# C10H15N [Op. E02 2.1e]



## Eftos (Oct 1, 2008)

C10H15N [Op. E02 2.1e] 'the dissonant harmonics' from Goth Opera (1999-20xx)

http://archive.org/download/Eftos_c10h15n_2.1_edition_radio/EFTOS_C10H15N.mp3

Industrial Audio & Absolute Sci-Fi
© Eftos Ent. | Eftos-Epos, Eftos-Opus and Eftos-Design.


----------



## DrKilroy (Sep 29, 2012)

The title is very disturbing!  

Best regards, Dr


----------



## BurningDesire (Jul 15, 2012)

Care to offer any comments about the piece for some context? :3

I will say, I f*ckin' love it


----------



## juergen (Apr 9, 2012)

Your website is really neat, Eftos. There are links that open a shopping cart at paypal.

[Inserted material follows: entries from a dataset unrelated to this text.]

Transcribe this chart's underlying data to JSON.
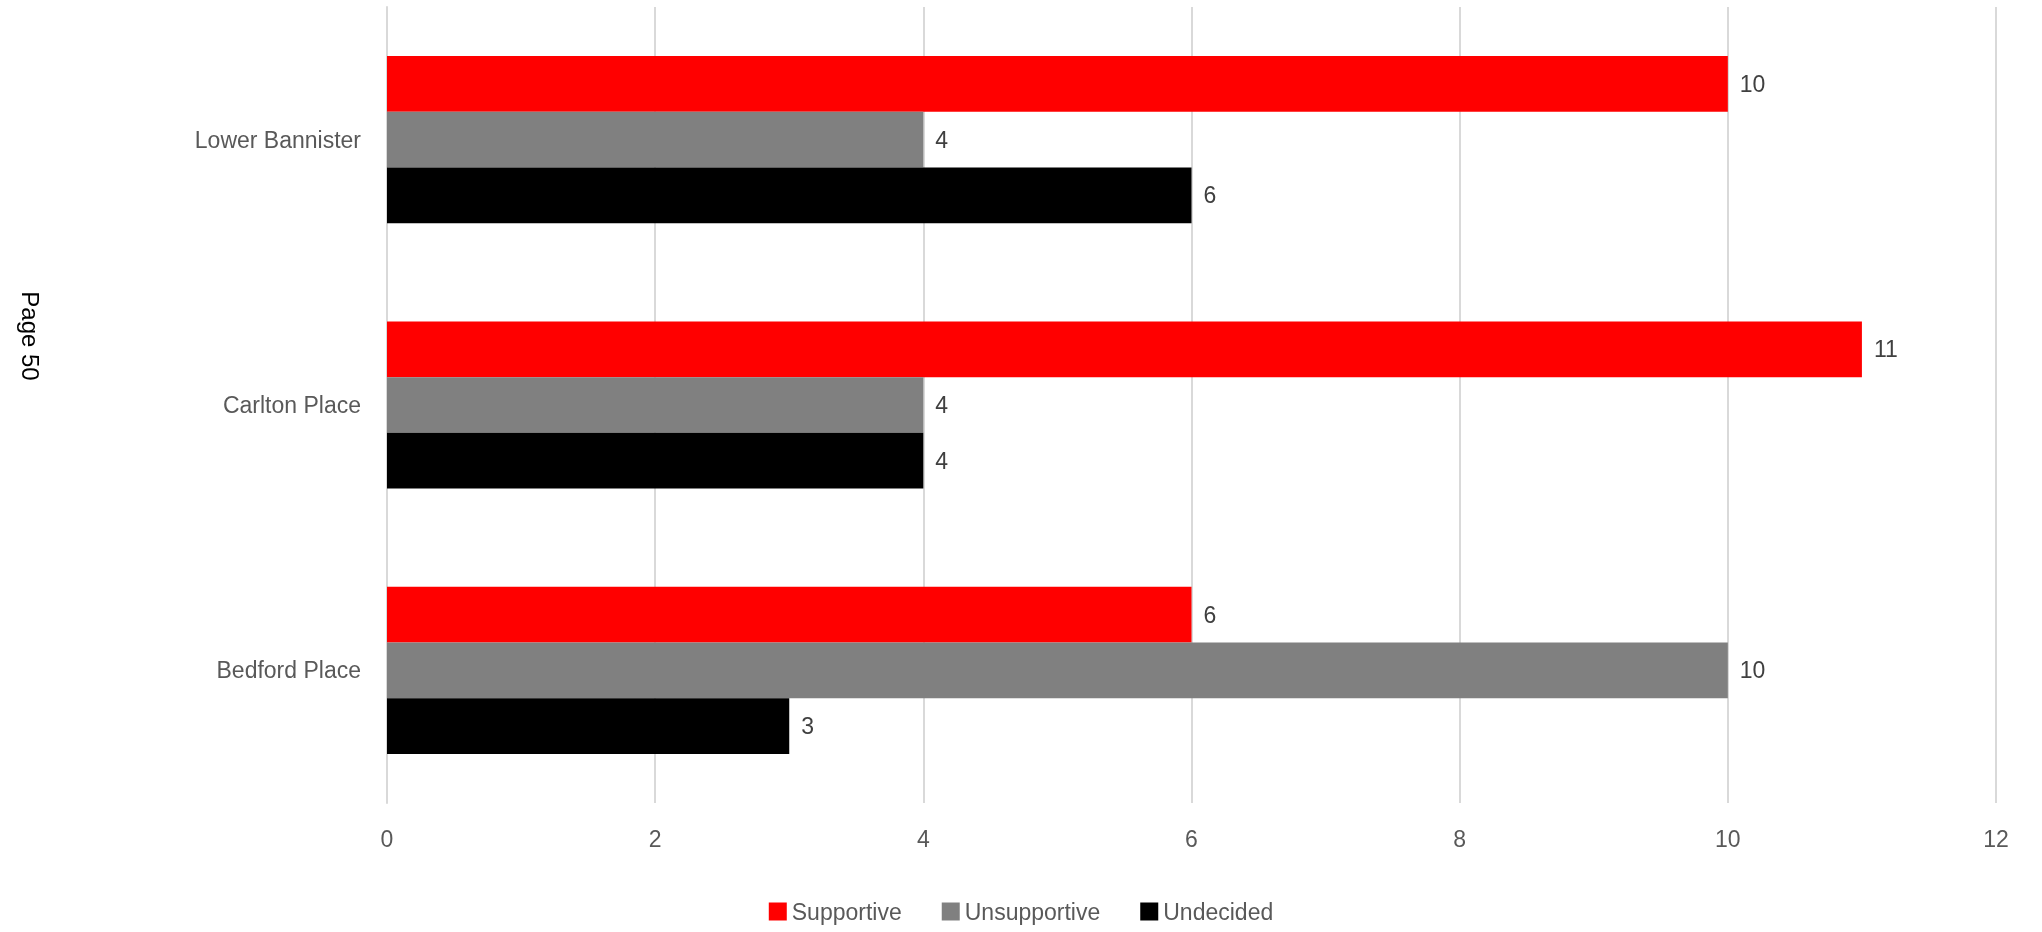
{
  "chart_data": {
    "type": "bar",
    "orientation": "horizontal",
    "categories": [
      "Lower Bannister",
      "Carlton Place",
      "Bedford Place"
    ],
    "series": [
      {
        "name": "Supportive",
        "color": "#ff0000",
        "values": [
          10,
          11,
          6
        ]
      },
      {
        "name": "Unsupportive",
        "color": "#808080",
        "values": [
          4,
          4,
          10
        ]
      },
      {
        "name": "Undecided",
        "color": "#000000",
        "values": [
          6,
          4,
          3
        ]
      }
    ],
    "xlim": [
      0,
      12
    ],
    "xticks": [
      0,
      2,
      4,
      6,
      8,
      10,
      12
    ],
    "data_labels": true,
    "grid": "x",
    "legend": "bottom",
    "annotations": [
      "Page 50"
    ]
  }
}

The "product" that I can order there, cost 1000 € and shipping is 249.000 €. What do you mean, should I order?


----------



## Ravndal (Jun 8, 2012)

Reminds me of Amon Tobin. I like it.


----------



## aleazk (Sep 30, 2011)

wow, pretty intense!. I want to hear the full piece!.


----------